Calm Before The ?

I was walking on the ridge this evening, Seminary Ridge that is, here in Gettysburg.  As I looked to the west I could see dark clouds gathering and if was any warmer today I would have thought a thunderstorm was coming in.  However, the weather man, or weather woman is only calling for rain for the next several days.  I could smell the rain in the air and the animals, squirrels and birds, seemed to know it was coming too.

As I remembered back upon my reading of the battle that happened here in July 1863, I recall that rain fell upon the soldiers that fought here on July 4th.  If they were Confederate, who were leaving Pennsylvania after their failed attempt to invade the north, their mood was one of sorrow and defeat.  If they were  Union, who were cautiously making sure the Confederates were indeed leaving, their mood was one of triumph as they had stopped the Confederate advance.  Many men lie in the fields surrounding the town, either dead, or dying and their agony was multiplied by getting soaked as they were unable to move to shelter.
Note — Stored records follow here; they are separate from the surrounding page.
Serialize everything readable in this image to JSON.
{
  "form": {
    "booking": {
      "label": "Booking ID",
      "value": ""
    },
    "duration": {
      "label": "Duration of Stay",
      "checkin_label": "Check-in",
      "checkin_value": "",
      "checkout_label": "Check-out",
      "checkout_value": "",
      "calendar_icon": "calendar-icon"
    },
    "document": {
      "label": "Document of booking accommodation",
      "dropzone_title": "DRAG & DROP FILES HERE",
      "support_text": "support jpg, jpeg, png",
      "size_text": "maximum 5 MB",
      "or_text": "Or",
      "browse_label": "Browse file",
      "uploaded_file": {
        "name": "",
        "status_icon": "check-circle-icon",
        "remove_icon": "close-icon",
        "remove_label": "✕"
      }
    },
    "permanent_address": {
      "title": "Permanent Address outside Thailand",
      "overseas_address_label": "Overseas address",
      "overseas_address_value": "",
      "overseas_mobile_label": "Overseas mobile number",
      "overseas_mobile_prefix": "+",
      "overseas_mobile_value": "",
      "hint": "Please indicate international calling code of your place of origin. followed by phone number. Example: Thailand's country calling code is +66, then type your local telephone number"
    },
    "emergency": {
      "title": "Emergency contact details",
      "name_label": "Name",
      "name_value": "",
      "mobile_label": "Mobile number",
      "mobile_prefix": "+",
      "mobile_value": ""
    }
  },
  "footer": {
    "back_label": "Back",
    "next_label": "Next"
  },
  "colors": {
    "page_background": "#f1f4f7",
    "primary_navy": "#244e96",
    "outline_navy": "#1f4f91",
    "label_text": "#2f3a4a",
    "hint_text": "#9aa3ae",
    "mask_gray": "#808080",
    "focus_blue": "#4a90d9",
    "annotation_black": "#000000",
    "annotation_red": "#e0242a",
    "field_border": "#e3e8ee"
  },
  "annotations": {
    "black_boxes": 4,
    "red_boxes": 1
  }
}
I cannot walk these fields without imagining what this place looked like those almost 150 years ago and how it must have differed from the tranquil scene that one sees today.  These are the days of remembrance for me.  I think of the coming summer when Gettysburg will be the scene of remembrance of this great battle.  Hundreds of thousands of visitors are expected but on this day, on this ridge, I am alone.  Alone with my thoughts, of war and its aftermath and how this place was transformed these 150 years ago.

While war is never, ever the answer to anything, it is a fact of life in this broken world.  War is destruction and death.  War is grief and sorrow.  War is not pretty.  However, remembering this place and what happened here is important if we as a society learn something from the remembering.

As the dark clouds gather, and the people come, let us never forget the words of Abraham Lincoln, “that we here highly resolve that these dead shall not have died in vain—that this nation, under God, shall have a new birth of freedom—and that government of the people, by the people, for the people, shall not perish from the earth.”